-Queries on next gen MR architecture
Praveen Sripati 2012-01-05, 16:29
I had been going through the MRv2 documentation and have the following
1) Let's say that an InputSplit is on Node1 and Node2.
Can the ApplicationMaster ask the ResourceManager for a container either on
Node1 or Node2 with an OR condition?
2) > The Scheduler receives periodic information about the resource usages
on allocated resources from the NodeManagers. The Scheduler also makes
available status of completed Containers to the appropriate
What's the use of NM sending the resource usages to the scheduler?
Why can't the NM directly talk to the AM about the completed containers?
Does any information pass from NM to AM?
3) >The Map-Reduce ApplicationMaster has the following components:
> TaskUmbilical – The component responsible for receiving heartbeats and
status updates form the map and reduce tasks.

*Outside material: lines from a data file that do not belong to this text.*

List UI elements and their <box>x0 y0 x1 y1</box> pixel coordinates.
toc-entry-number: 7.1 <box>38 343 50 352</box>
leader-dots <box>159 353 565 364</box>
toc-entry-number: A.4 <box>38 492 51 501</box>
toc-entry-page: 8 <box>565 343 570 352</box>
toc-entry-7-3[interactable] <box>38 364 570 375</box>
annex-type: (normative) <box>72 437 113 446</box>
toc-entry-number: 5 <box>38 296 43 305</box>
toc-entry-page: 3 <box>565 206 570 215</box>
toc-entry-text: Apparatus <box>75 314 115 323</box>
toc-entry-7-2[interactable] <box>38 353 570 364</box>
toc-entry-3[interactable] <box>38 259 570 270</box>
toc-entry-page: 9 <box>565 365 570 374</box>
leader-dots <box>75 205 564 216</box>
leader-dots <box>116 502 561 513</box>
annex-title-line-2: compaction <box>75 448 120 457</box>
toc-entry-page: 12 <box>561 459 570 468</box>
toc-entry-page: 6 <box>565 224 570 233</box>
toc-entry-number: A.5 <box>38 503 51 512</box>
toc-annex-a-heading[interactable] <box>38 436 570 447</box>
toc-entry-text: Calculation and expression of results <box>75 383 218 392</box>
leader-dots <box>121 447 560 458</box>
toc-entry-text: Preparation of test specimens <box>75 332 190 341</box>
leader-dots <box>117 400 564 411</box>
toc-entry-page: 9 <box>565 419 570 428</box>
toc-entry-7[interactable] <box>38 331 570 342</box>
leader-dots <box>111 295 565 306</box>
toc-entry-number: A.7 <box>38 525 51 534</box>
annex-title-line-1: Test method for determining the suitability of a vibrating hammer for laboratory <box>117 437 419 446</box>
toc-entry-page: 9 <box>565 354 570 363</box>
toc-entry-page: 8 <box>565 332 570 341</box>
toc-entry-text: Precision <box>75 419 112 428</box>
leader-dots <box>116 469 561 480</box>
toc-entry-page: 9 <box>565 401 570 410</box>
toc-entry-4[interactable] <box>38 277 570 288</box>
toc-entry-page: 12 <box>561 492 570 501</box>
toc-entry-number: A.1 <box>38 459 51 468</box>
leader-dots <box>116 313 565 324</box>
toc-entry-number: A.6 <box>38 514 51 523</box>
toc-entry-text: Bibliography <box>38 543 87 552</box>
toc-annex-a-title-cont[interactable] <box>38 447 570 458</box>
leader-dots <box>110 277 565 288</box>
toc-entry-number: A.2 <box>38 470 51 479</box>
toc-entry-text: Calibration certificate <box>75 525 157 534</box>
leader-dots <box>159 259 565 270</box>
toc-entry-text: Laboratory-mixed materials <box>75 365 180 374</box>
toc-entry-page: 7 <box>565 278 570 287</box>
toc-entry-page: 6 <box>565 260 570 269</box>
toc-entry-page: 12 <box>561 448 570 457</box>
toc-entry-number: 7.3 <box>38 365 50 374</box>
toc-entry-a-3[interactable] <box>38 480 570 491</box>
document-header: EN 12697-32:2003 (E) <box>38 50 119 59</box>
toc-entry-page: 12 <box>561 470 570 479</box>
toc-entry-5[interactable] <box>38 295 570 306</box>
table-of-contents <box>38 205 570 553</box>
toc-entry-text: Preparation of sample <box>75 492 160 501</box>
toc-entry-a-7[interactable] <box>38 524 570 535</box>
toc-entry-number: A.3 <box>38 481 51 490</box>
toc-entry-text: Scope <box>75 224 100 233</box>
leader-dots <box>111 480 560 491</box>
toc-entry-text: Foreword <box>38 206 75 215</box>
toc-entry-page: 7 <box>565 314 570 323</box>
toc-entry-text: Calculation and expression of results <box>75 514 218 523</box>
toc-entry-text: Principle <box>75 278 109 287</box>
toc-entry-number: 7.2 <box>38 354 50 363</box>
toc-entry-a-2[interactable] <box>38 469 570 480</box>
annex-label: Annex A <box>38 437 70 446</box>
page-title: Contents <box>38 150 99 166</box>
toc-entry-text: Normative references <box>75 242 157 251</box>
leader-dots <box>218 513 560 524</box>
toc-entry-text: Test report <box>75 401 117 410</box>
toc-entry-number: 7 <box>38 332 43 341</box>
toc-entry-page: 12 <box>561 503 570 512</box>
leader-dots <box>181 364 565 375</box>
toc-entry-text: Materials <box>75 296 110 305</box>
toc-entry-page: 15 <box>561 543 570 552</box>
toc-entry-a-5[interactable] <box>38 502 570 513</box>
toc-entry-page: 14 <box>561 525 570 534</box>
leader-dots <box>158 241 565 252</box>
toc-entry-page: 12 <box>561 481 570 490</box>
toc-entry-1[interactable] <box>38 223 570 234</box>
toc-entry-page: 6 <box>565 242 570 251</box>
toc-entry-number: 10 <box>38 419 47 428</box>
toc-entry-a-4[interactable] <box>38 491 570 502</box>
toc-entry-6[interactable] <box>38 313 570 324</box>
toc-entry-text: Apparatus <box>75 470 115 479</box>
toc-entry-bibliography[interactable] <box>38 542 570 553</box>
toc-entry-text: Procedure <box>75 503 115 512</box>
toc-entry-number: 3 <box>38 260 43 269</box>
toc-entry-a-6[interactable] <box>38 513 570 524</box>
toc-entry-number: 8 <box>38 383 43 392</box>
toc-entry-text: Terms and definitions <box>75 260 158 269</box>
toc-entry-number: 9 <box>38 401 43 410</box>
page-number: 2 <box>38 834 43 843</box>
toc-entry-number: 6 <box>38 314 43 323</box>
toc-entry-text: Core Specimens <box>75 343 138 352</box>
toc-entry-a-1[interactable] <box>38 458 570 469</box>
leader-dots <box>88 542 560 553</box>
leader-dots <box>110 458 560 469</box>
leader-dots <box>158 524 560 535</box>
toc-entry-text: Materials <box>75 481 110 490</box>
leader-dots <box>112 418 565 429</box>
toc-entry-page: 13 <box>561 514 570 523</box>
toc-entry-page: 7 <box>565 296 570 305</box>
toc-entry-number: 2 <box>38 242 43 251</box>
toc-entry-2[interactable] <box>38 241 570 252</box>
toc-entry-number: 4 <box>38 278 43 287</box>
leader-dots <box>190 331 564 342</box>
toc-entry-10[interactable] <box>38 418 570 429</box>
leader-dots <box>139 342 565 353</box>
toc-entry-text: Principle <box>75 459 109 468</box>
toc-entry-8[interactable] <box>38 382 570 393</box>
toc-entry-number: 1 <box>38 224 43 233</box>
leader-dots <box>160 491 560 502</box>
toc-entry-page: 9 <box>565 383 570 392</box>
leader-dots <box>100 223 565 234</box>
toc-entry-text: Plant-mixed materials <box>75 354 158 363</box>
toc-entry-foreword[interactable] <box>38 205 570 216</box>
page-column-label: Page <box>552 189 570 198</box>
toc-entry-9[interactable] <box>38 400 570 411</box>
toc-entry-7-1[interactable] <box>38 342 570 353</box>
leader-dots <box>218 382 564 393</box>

Does the communication happen directly between the container and the AM? If
yes, the task completion status could also be sent from the container to
4) > The Hadoop Map-Reduce JobClient polls the ASM to obtain information
about the MR AM and then directly talks to the AM for status, counters etc.
Once the Job is completed the AM goes down, what happens to the Counters?
What is the flow of the Counter (Container -> NM -> AM)?
5) If a new YARN application is created. How can the NM trust the request
6) > MapReduce NextGen uses wire-compatible protocols to allow different
versions of servers and clients to communicate with each other.
What is meant by the `wire-compatible protocols` and how is it implemented?
7) > The computation framework (ResourceManager and NodeManager) is
completely generic and is free of MapReduce specificities.
Is this the reason for adding auxiliary services for shuffling to the NM?